Ces peintres nous offrent un témoignage précis sur la vie quotidienne des Provinces-Unies avec ses artisans (Portrait de l’orfèvre Johannes Lutman par Rembrandt, L’atelier du tailleur de Quiringh van Brekelenkam), son essor économique (Chantier naval à Amsterdam de Ludolf Bakhuysen), l’urbanisme (L’hôtel de ville d’Amsterdam de Gerrit Berckheyde), les grands évènements (Incendie entre la Elandsstraat et la Elandsgracht à Amsterdam, le 27 juillet 1679 de Jan van der Heyden), etc. Ils contribuent au siècle du clair-obscur et influenceront les impressionnistes, l’art moderne…

Souvent, « les scènes de genre qui semblaient avoir été peintes sur le vif étaient en réalité exécutées dans l'atelier de l'artiste ». Nombre de ces tableaux apparemment réalistes contenaient des messages cachés « révélant un principe moral » difficiles à déchiffrer. La popularité de ces œuvres montre combien « les spectateurs adoraient résoudre ces énigmes, tout en admirant la qualité artistique et en appréciant la vivacité des scènes amusantes ».

Au XVIIe siècle, les peintres hollandais découvrirent « leur environnement et peignirent les vastes panoramas de la campagne - plat pays traversé d'un réseau de fleuves ». Auparavant, ils avaient considéré le paysage comme une source d'inspiration afin de représenter dans leurs tableaux des arrière-plans imaginaires. Maintenant, leurs peintures accentuent le réalisme.

Cependant, d’autres artistes hollandais goûtaient davantage les paysages idéalisés italiens. « Parmi ces paysagistes italianisants, beaucoup venaient d'Utrecht », ville majoritairement peuplée de catholiques et qui « maintenait par tradition des liens forts avec Rome et de nombreux artistes allèrent y travailler ». Entre 1605 et 1620, des artistes quittèrent Utrecht, pour se rendre à Rome. Là, ils découvrirent l'œuvre du Caravage (1571-1610), le peintre italien le plus célèbre.

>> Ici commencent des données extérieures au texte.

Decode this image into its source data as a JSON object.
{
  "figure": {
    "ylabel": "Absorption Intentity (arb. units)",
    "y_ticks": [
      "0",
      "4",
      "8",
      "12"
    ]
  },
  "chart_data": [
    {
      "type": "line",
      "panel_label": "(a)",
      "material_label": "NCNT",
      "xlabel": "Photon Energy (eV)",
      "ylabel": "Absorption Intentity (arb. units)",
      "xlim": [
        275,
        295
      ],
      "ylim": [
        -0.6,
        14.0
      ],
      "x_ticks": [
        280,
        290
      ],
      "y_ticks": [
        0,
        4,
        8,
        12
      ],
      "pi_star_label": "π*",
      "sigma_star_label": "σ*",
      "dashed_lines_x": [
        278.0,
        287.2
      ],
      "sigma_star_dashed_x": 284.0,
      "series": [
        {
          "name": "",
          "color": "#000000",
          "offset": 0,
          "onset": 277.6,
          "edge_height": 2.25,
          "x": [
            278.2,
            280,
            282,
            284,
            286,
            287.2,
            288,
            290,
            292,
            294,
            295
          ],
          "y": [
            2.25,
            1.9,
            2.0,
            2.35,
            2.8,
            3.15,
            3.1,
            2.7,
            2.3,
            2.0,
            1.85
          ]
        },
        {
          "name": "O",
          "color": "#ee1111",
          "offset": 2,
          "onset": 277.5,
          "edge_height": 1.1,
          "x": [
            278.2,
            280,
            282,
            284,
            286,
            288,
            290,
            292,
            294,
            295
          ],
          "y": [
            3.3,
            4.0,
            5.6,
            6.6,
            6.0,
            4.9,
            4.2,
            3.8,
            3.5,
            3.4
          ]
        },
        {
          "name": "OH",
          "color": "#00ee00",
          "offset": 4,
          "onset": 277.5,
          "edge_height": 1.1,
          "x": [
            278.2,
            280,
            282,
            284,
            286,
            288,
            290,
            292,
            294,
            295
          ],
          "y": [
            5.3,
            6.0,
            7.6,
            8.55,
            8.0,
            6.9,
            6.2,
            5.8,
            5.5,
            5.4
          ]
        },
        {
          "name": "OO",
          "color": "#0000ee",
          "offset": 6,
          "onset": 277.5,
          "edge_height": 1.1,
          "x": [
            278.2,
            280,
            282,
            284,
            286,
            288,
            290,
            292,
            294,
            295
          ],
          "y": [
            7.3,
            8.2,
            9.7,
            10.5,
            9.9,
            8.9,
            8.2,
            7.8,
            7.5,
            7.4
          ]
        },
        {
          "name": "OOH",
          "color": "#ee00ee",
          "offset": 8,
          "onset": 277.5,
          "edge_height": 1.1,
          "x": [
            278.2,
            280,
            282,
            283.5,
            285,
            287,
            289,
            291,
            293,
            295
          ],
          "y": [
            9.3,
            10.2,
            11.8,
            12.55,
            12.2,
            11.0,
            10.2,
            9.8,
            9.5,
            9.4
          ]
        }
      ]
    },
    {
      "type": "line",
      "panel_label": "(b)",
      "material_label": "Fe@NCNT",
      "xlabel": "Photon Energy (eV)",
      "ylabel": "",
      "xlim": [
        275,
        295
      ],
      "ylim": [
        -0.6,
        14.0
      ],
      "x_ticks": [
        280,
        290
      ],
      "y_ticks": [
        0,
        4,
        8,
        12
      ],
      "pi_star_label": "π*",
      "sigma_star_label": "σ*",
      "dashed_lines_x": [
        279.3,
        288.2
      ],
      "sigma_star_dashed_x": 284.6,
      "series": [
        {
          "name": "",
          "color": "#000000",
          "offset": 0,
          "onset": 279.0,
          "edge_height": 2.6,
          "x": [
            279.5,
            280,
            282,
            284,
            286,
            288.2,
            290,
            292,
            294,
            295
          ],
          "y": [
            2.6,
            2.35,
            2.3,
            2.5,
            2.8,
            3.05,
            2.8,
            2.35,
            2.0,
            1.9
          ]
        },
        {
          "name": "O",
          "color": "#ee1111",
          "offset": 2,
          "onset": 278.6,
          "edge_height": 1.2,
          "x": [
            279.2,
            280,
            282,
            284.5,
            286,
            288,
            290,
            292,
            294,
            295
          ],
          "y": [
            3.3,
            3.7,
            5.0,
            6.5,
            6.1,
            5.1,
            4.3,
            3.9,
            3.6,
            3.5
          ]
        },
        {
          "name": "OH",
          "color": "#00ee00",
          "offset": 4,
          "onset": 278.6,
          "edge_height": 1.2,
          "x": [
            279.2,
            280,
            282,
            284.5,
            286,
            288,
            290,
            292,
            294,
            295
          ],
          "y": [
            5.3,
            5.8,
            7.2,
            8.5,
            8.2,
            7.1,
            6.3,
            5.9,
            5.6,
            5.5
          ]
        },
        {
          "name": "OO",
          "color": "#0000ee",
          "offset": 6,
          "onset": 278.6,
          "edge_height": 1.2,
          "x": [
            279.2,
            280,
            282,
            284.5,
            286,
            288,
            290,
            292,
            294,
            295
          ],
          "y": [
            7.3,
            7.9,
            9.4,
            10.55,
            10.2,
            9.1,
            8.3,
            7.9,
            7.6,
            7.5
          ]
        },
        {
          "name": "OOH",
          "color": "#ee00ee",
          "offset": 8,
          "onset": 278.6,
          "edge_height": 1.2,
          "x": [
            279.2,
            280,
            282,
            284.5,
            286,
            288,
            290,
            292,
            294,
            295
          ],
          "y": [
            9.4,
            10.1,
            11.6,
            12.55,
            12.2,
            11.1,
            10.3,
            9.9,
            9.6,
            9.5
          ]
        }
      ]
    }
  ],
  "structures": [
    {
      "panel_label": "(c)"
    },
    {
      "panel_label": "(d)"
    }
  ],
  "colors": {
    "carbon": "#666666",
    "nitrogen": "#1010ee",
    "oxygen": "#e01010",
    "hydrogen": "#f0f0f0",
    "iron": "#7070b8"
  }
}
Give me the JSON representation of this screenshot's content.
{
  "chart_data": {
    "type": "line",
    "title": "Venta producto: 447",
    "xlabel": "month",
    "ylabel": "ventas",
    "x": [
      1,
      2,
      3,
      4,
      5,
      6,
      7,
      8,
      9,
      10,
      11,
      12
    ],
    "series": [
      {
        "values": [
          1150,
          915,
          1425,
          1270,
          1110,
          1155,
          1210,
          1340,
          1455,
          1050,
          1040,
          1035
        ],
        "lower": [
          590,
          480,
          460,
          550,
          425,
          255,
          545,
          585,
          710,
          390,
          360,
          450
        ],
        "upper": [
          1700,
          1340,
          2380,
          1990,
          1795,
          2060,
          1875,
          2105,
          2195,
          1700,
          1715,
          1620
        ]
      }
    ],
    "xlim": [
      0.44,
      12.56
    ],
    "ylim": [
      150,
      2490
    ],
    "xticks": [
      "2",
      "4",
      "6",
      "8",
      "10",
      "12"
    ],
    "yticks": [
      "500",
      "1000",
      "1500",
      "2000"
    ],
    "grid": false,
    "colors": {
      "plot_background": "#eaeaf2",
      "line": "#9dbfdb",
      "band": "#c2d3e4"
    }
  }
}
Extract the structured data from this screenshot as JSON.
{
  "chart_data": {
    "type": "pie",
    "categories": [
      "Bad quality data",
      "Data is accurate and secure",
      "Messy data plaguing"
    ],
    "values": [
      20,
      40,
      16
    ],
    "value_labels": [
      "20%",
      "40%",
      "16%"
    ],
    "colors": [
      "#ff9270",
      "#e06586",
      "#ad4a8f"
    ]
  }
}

Ils « adoptèrent sa technique du clair-obscur (contraste intense entre la lumière et l'ombre) et sa façon de peindre ses modèles - souvent des gens du peuple à qui il faisait incarner des personnages religieux - d'après nature. À leur tour les artistes de « l'école caravagesque d'Utrecht » influencèrent les œuvres des peintres hollandais qui ne s'étaient jamais rendus en Italie et adoptèrent la luminosité des paysages des artistes italianisants dans leurs peintures idéalisées du paysage hollandais. Parmi ces artistes influencés : le plus célèbre de tous les peintres hollandais du XVIIe siècle : Rembrandt ».

Vermeer et Rembrandt
Paradoxalement, Vermeer et Rembrandt sont devenus des symboles de cette époque, dont ils ne sont que peu représentatifs. Ils se distinguent des autres artistes par leur refus de la spécialisation, leur intérêt pour plusieurs genres. Depuis quatre siècles, ils demeurent des « modèles absolus », dont le génie leur confère un caractère intemporel.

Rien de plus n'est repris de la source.